We're so happy, we felt the bliss we never thought we would feel before! She's our first ever and tonight would be the first time she'll sleep in the playpen next to me! I can't wait!


----------



## Grace'sMom

Congrats!  I'm glad you found one!

Hope she did well in it for night....


----------



## nadisakura93

Hehe, thanks! Yes, hopefully! I will also post pictures one of these days soon!


----------



## LoveLucy

Grace'sMom said:


> Are you in the US?
> 
> Look on EBAY....
> 
> 45"x45"x24" Medium 2 Door Pet Playpen Exercise Kennel Soft Tent Puppy Dog Crate | eBay
> 
> That one has free shipping


I LOVE the looks (and PRICE!) of this one. Are these as portable as they look? It appears that they are super easy to put up and down, and also carry. I'm thinking of ordering one of these for trips to the park, going to sit outside of my condo and in the summer my trailer. If it's as portable as it looks it would be great for this. I'd like to take Lucy to the park with me and my granddaughter, but she's kind of hyper and it's a pain to try to keep her on her leash. Also, just sitting outside isn't much fun for her if she's on her leash. This could be perfect. Thoughts on the "real" portablility of these?


----------



## nicolen412

I can't recommend a specific brand but I would go with a soft sided one with a floor. I made the mistake of getting a metal one and within 2 hours my pup figured out how to move it around and create a giant mess! 

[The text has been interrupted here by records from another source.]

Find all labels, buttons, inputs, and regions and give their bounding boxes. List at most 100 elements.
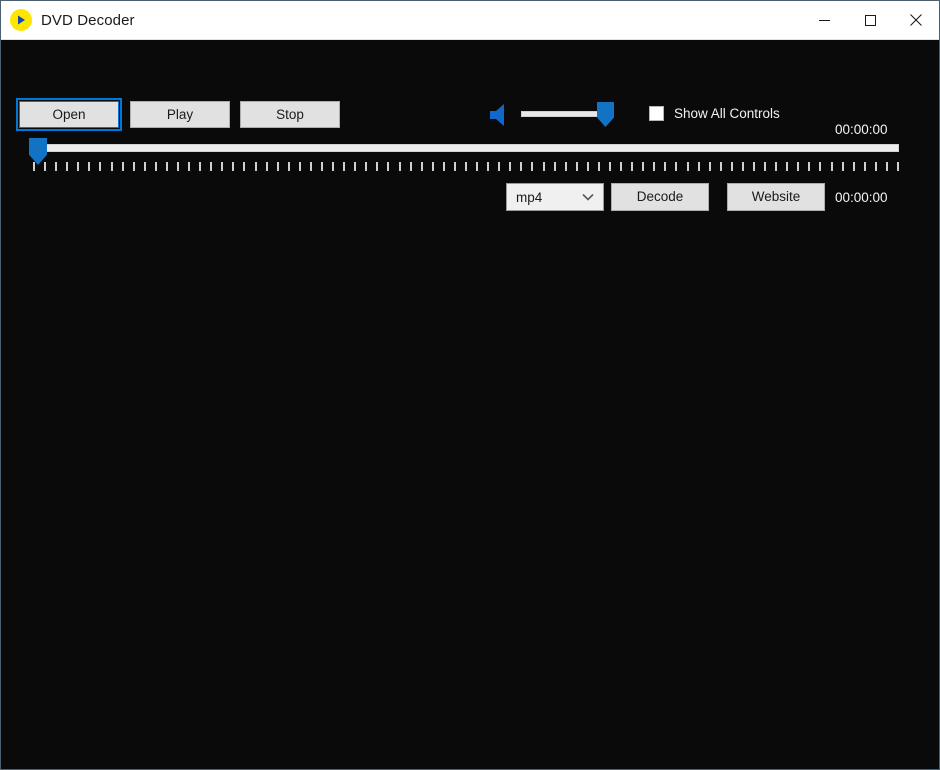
seek-tick [443, 162, 445, 171]
show-all-controls-row[interactable]: Show All Controls [649, 106, 780, 121]
seek-tick [221, 162, 223, 171]
seek-tick [310, 162, 312, 171]
seek-tick [897, 162, 899, 171]
seek-tick [166, 162, 168, 171]
seek-tick [576, 162, 578, 171]
window-title: DVD Decoder [41, 11, 135, 29]
seek-tick [387, 162, 389, 171]
seek-tick [831, 162, 833, 171]
seek-tick [797, 162, 799, 171]
close-button[interactable] [893, 1, 939, 39]
seek-tick [842, 162, 844, 171]
title-bar: DVD Decoder [1, 1, 939, 40]
speaker-icon[interactable] [485, 102, 515, 128]
seek-tick [188, 162, 190, 171]
seek-tick-marks [33, 162, 899, 171]
chevron-down-icon [582, 193, 594, 201]
seek-tick [487, 162, 489, 171]
seek-tick [742, 162, 744, 171]
seek-tick [664, 162, 666, 171]
seek-tick [554, 162, 556, 171]
seek-tick [853, 162, 855, 171]
seek-tick [144, 162, 146, 171]
seek-tick [875, 162, 877, 171]
seek-tick [321, 162, 323, 171]
player-content-area: Open Play Stop Show All Controls 00:00:0… [1, 40, 939, 769]
seek-tick [675, 162, 677, 171]
seek-tick [199, 162, 201, 171]
seek-tick [99, 162, 101, 171]
seek-tick [598, 162, 600, 171]
seek-tick [332, 162, 334, 171]
format-select[interactable]: mp4 [506, 183, 604, 211]
seek-tick [819, 162, 821, 171]
show-all-controls-label: Show All Controls [674, 106, 780, 121]
seek-tick [343, 162, 345, 171]
seek-tick [432, 162, 434, 171]
seek-tick [55, 162, 57, 171]
seek-tick [66, 162, 68, 171]
seek-tick [454, 162, 456, 171]
seek-tick [465, 162, 467, 171]
seek-tick [609, 162, 611, 171]
seek-tick [155, 162, 157, 171]
seek-tick [255, 162, 257, 171]
seek-tick [864, 162, 866, 171]
seek-tick [565, 162, 567, 171]
seek-tick [886, 162, 888, 171]
seek-tick [520, 162, 522, 171]
seek-tick [653, 162, 655, 171]
show-all-controls-checkbox[interactable] [649, 106, 664, 121]
open-button[interactable]: Open [16, 98, 122, 131]
app-window: DVD Decoder Open Play Stop Show All Cont… [0, 0, 940, 770]
seek-tick [243, 162, 245, 171]
format-select-value: mp4 [516, 189, 543, 205]
seek-tick [498, 162, 500, 171]
website-button[interactable]: Website [727, 183, 825, 211]
seek-slider-thumb[interactable] [29, 138, 47, 165]
seek-tick [365, 162, 367, 171]
seek-tick [642, 162, 644, 171]
seek-tick [698, 162, 700, 171]
seek-tick [753, 162, 755, 171]
seek-tick [687, 162, 689, 171]
seek-tick [731, 162, 733, 171]
minimize-button[interactable] [801, 1, 847, 39]
seek-tick [288, 162, 290, 171]
seek-tick [620, 162, 622, 171]
seek-tick [122, 162, 124, 171]
seek-tick [509, 162, 511, 171]
seek-tick [133, 162, 135, 171]
seek-tick [709, 162, 711, 171]
seek-tick [88, 162, 90, 171]
seek-tick [77, 162, 79, 171]
seek-tick [543, 162, 545, 171]
decode-button[interactable]: Decode [611, 183, 709, 211]
seek-tick [232, 162, 234, 171]
elapsed-time-bottom: 00:00:00 [835, 190, 888, 205]
elapsed-time-top: 00:00:00 [835, 122, 888, 137]
play-button[interactable]: Play [130, 101, 230, 128]
seek-tick [587, 162, 589, 171]
seek-slider-track[interactable] [33, 144, 899, 152]
seek-tick [720, 162, 722, 171]
seek-tick [111, 162, 113, 171]
seek-tick [399, 162, 401, 171]
seek-tick [476, 162, 478, 171]
play-circle-icon [10, 9, 32, 31]
seek-tick [33, 162, 35, 171]
seek-tick [177, 162, 179, 171]
seek-tick [410, 162, 412, 171]
volume-slider-thumb[interactable] [597, 102, 614, 127]
seek-tick [44, 162, 46, 171]
seek-tick [764, 162, 766, 171]
window-controls [801, 1, 939, 39]
seek-tick [786, 162, 788, 171]
volume-slider-track[interactable] [521, 111, 607, 117]
seek-tick [277, 162, 279, 171]
stop-button[interactable]: Stop [240, 101, 340, 128]
seek-tick [421, 162, 423, 171]
seek-tick [354, 162, 356, 171]
seek-tick [376, 162, 378, 171]
maximize-button[interactable] [847, 1, 893, 39]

Sent from my iPhone using Petguide.com Free App


----------



## Rocks

I'm just curious, what is the need for a pen? Louie has free run of the house when I'm home or away. I very seldom have a need to contain him for any reason other than someone over that isn't happy to see Louie, Like the cable repair guy seemed to be not happy that I had a dog. Louie sleeps in bed with me and he knows my routine so well that he could be anywhere in the house and as soon as I start my night time ritual take off glasses, set them right here, take empty glass and put it in sink, fill with water, hit the bathroom and he is already waiting by the bedroom door for me to go in. He waits until I get under the covers and jumps up, sniff me once or twice and then a few circles by my feet and plops his furry butt right down. He won't leave the bed until I wake up at all. Even when my girlfriend is up before me he stays in bed until I get up. Once I wake up I take him right to the door and let him out on a tie out thats attached right next to the door and I either stand outside with him or I'm right at there door waiting to pounce on anything that dares get near my Louie dog. We have large birds of prey around here, deer, skunks, and all kinds of critters and lately even bears have been spotted within a few miles of here.


----------